Siedzący przy nim dwaj mężczyźni byli niemal równie interesujący jak młoda dama w czerwonym kapeluszu, co prawda żadnego z nich, przy najlepszych nawet chęciach, nie można było posądzić o nadmiar agresywnej urody, ale zdumiewające dysproporcje fizyczne pomiędzy nimi przedstawiały widok godny zaciekawienia każdego przygodnego obserwatora. Zwrócony twarzą do Joe’go drzemał z głową odchyloną do tylu i ciężko wspartą o tylną poręcz fotela, wygodnie rozwalony ogorzały młody człowiek o barach Herkulesa i czole kretyna. Musiał być ogromnego wzrostu, gdyż jego wyciągnięte nogi zdawały się sięgać prawie do następnego stolika. Krótkie jasne włosy, ostrzyżone najeża, podkreślały geometryczną nieomal kulistość zaskakująco małej głowy osadzonej na potężnej, muskularnej szyi, wynurzającej się z kołnierzyka rozpiętej koszuli. Siedzący po jego lewej ręce człowieczek był ruchliwy jak jaszczurka, a jego bystre oczy, osadzone pod wypukłym czołem, nad którym przeświecała łysina sięgająca szczytu głowy, poruszały się czujnie, omiatając poczekalnię, jak gdyby ich posiadacz nie wiedział dokładnie, co spodziewa się zobaczyć, ale był zdecydowany nie przepuścić niczego, co mogłoby mieć jakiekolwiek znaczenie. Od czasu do czasu oczy te zwracały się ku śpiącemu olbrzymowi. W pewnej chwili mały człowieczek sięgnął do kieszeni marynarki, wyciągnął szybkim ruchem wielką barwną chustkę i pochyliwszy się, wytarł z nieskończoną delikatnością pot z czoła drzemiącego wielkoluda, który nie drgnął nawet, jak gdyby był przyzwyczajony do tego rodzaju opieki i przyjmował ją jako coś najnaturalniejszego w świecie.

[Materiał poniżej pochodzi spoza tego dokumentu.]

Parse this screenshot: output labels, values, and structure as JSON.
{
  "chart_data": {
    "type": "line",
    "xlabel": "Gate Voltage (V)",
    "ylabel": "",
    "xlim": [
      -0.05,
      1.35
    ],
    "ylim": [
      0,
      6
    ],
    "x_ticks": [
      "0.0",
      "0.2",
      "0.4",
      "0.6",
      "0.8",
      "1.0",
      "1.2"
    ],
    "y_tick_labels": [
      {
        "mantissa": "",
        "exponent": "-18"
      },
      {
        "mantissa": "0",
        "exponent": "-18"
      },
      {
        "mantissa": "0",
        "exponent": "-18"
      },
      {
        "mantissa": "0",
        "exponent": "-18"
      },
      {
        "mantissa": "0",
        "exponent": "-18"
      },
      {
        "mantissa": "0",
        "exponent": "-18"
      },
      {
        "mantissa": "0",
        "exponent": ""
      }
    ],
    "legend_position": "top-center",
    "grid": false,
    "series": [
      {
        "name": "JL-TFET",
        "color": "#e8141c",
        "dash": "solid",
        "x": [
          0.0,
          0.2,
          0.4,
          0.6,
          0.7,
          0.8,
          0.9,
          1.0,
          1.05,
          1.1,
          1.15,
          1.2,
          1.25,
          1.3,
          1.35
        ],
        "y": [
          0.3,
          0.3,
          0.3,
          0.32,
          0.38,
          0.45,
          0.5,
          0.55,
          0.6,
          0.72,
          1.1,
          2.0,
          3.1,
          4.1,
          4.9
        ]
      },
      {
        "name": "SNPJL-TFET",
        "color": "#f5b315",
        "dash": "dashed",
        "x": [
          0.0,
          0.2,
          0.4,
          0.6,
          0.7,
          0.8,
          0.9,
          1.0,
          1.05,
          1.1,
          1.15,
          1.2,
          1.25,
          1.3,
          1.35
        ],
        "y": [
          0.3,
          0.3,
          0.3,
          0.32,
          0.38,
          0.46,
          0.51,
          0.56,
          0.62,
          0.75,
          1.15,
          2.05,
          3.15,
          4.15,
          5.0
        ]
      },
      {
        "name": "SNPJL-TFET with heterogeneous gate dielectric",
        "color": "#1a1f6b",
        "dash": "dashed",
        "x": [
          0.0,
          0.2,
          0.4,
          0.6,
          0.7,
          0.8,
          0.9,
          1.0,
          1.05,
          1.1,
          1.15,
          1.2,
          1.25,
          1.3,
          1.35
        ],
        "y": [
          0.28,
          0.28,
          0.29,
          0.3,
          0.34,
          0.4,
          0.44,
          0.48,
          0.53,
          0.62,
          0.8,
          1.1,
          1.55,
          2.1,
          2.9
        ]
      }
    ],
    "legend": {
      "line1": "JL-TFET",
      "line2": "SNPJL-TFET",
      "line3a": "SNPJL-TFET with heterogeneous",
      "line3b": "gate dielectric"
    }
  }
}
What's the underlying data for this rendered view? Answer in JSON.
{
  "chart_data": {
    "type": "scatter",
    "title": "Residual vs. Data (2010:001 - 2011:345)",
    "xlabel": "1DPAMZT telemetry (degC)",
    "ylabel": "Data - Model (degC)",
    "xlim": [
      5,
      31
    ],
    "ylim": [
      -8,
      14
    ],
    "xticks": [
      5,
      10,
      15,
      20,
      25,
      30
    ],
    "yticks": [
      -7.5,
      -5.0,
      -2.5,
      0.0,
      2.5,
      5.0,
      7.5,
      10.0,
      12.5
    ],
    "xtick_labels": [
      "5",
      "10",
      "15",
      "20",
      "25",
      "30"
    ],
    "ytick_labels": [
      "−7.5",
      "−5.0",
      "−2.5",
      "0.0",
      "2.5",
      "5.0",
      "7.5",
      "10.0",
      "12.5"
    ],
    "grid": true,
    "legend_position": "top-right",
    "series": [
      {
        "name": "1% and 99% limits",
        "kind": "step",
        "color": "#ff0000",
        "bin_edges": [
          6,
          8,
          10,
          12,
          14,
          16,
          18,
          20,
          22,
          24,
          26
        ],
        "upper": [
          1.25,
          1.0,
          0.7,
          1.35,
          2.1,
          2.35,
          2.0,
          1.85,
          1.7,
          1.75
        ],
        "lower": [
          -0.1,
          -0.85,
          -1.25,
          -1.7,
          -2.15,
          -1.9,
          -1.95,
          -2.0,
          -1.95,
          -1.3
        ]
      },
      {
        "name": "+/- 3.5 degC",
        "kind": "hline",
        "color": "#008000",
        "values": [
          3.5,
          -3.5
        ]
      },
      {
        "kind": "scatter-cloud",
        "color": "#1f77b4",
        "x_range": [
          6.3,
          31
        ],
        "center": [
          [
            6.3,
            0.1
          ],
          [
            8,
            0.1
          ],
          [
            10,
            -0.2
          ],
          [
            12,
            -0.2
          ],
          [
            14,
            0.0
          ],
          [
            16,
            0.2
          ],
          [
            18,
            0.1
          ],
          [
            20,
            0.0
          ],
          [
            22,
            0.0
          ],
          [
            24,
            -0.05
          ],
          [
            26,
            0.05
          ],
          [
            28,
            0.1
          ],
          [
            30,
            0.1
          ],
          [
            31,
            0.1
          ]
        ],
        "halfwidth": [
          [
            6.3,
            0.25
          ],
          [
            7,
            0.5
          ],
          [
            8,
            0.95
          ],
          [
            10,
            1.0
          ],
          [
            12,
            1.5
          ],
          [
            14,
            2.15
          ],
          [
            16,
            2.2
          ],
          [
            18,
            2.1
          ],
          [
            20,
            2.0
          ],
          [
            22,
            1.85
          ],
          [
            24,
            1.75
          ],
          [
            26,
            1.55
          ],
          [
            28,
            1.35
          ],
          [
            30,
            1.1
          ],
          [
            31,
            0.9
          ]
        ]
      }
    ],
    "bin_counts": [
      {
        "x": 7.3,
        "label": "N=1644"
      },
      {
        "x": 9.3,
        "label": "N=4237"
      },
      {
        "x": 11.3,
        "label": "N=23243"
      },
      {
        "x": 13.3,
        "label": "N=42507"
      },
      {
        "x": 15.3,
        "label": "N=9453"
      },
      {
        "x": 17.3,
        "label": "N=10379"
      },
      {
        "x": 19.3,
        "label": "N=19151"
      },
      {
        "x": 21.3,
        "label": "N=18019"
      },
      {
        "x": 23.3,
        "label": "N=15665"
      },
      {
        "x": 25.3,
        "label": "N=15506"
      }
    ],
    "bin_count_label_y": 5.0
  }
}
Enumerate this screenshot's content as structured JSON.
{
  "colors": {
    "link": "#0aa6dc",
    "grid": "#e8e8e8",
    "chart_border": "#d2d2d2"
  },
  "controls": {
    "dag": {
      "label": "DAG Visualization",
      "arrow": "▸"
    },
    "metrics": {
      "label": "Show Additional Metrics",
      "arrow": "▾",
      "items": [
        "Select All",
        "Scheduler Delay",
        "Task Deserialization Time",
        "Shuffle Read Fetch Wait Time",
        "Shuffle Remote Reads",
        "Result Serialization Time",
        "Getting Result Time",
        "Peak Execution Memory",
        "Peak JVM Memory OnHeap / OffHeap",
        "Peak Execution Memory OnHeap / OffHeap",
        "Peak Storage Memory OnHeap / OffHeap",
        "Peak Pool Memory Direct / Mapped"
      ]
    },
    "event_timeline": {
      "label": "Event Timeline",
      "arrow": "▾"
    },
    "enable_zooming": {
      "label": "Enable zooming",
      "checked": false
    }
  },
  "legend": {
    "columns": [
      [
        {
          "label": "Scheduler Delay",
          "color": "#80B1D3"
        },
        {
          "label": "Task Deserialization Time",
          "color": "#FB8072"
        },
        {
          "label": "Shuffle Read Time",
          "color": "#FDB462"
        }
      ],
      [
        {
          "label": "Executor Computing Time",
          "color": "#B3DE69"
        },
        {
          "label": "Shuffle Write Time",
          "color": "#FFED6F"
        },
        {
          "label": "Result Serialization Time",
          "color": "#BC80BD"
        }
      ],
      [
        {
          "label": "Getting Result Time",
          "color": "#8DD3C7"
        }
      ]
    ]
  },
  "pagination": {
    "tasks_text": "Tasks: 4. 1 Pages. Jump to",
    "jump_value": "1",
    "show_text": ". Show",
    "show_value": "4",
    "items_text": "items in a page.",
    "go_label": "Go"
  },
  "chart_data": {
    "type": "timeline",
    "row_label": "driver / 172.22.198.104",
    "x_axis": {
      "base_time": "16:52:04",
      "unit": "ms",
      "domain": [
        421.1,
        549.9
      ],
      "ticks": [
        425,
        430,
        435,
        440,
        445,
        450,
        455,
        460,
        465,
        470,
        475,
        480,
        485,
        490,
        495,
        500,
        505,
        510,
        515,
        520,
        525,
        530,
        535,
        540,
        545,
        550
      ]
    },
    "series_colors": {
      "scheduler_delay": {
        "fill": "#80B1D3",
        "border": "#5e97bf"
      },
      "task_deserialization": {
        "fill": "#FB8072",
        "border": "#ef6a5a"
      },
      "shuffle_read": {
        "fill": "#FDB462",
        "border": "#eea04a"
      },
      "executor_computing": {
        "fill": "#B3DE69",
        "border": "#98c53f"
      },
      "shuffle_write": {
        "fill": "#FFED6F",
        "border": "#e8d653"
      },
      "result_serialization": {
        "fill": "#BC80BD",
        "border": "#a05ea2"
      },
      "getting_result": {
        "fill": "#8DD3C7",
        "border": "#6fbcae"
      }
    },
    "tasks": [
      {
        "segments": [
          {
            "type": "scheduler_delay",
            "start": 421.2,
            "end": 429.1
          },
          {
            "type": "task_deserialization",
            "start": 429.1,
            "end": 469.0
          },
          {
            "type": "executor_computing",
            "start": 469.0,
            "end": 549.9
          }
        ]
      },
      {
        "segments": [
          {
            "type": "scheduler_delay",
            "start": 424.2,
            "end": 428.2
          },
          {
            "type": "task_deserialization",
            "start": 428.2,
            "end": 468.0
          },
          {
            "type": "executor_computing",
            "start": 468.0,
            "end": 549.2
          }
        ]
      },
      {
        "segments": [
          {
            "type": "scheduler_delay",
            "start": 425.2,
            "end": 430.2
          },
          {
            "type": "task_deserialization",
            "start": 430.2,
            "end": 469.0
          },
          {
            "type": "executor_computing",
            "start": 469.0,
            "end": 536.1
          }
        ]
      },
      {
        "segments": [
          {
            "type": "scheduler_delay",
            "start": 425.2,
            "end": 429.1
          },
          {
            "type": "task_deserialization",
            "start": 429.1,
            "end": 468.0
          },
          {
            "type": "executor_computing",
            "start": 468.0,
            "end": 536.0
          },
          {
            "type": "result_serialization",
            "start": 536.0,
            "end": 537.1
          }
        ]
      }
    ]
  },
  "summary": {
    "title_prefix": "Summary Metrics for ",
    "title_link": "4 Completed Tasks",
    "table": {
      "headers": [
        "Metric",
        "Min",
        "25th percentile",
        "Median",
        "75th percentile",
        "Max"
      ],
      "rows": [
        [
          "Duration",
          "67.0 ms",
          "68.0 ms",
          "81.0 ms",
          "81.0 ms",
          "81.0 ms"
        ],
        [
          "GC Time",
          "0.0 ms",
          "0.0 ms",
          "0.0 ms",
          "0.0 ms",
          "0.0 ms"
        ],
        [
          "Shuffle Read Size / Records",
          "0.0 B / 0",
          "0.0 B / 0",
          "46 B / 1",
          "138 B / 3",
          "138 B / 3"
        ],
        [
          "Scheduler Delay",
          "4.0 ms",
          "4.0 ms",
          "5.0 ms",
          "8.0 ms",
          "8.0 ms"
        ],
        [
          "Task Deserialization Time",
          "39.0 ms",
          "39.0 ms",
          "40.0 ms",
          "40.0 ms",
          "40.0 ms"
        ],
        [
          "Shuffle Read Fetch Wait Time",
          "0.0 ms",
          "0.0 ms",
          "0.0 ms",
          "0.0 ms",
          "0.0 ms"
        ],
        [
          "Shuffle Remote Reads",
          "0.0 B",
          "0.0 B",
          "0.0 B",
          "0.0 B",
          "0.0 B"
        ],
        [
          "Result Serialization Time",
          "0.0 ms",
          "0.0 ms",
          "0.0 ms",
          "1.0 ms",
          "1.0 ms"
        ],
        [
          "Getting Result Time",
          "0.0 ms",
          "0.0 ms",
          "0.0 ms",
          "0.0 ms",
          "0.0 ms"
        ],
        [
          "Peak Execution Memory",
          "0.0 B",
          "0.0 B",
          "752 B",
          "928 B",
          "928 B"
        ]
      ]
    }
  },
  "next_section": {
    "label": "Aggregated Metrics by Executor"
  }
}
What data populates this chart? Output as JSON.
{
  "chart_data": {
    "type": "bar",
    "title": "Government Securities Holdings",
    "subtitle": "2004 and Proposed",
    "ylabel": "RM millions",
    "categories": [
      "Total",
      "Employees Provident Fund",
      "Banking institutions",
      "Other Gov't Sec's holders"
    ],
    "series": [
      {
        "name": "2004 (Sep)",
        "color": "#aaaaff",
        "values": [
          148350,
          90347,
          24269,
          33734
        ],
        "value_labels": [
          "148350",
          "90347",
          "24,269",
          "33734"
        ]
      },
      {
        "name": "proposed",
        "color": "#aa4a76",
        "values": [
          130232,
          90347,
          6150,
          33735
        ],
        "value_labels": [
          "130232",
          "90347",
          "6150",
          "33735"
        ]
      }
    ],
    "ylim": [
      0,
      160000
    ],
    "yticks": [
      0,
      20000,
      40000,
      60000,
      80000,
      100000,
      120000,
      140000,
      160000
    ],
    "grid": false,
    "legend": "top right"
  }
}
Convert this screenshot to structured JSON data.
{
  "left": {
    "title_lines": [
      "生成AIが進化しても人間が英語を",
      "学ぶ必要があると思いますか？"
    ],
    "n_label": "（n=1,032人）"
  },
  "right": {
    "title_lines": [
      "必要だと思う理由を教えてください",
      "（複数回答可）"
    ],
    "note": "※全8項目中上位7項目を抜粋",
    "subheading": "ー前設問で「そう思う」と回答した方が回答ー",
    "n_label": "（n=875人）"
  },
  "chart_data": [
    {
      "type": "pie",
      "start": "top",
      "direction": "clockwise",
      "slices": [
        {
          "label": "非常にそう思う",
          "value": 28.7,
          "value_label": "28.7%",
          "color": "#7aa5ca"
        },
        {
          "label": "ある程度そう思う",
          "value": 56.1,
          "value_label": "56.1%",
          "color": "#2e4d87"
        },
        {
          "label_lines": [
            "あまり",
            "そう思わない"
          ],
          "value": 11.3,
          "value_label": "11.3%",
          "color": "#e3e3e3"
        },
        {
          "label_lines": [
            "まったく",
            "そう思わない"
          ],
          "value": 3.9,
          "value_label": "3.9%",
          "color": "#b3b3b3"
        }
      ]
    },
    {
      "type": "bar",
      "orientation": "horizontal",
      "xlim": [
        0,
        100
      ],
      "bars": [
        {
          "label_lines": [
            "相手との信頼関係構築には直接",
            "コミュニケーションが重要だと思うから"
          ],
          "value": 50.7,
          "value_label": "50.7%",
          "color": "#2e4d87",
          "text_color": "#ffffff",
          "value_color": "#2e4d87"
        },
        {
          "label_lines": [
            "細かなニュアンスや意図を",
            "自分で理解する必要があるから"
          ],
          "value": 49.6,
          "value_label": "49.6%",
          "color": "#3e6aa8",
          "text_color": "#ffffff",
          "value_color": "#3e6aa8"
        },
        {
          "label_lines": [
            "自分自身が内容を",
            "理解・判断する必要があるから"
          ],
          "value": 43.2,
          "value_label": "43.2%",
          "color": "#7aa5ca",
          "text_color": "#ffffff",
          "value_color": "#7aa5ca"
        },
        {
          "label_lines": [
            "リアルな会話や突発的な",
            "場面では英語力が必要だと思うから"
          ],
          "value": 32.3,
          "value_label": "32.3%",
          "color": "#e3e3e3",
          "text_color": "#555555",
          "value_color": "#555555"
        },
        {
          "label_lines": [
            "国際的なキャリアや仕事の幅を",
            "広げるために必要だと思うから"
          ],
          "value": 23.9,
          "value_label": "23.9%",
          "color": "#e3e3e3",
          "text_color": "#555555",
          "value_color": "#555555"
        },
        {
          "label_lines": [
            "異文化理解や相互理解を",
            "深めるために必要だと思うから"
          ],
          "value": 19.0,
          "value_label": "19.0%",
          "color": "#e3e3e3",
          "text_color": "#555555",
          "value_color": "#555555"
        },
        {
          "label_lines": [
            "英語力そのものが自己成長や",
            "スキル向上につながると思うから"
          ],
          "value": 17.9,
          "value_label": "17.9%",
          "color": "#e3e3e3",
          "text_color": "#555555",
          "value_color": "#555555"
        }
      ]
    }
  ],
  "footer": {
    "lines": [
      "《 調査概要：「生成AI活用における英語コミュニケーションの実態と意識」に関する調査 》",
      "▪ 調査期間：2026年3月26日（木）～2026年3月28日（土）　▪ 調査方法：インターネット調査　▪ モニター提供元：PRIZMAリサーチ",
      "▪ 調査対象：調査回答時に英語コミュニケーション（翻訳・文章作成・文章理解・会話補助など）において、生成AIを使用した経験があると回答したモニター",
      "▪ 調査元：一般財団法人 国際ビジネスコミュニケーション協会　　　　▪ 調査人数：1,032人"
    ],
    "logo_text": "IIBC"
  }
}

Joe uśmiechnął się mimowolnie. Jakiś atleta, zapaśnik albo, co było bardziej prawdopodobne, bokser. I jego trener oczywiście.

Przyglądał się jeszcze przez chwilę dwóm ogromnym dłoniom opartym bezwładnie na poręczach fotela. I pomyśleć, że są tacy, którzy bez zmrużenia oka wytrzymują uderzenia tak potężnych pięści, oddając cios za cios.

Przeniósł spojrzenie na lewo, ku bardziej odległemu stolikowi, gdzie siedział samotnie spokojny, spokojnie ubrany pan w nieokreślonym wieku, mogący mieć równie dobrze pięćdziesiąt, jak trzydzieści pięć lat. Anglik — pomyślał Joe. Nie mógł się mylić. Najprawdopodobniej ma ukończony uniwersytet.. Oxford albo Cambridge... nienaganne buciki... nienaganne życie, żadnych żartów z losem, umie odróżnić dobro od zła, może jest nawet dyrektorem szkoły dla chłopców? Ale równie dobrze mógł być właścicielem solidnego antykwariatu albo uczonym.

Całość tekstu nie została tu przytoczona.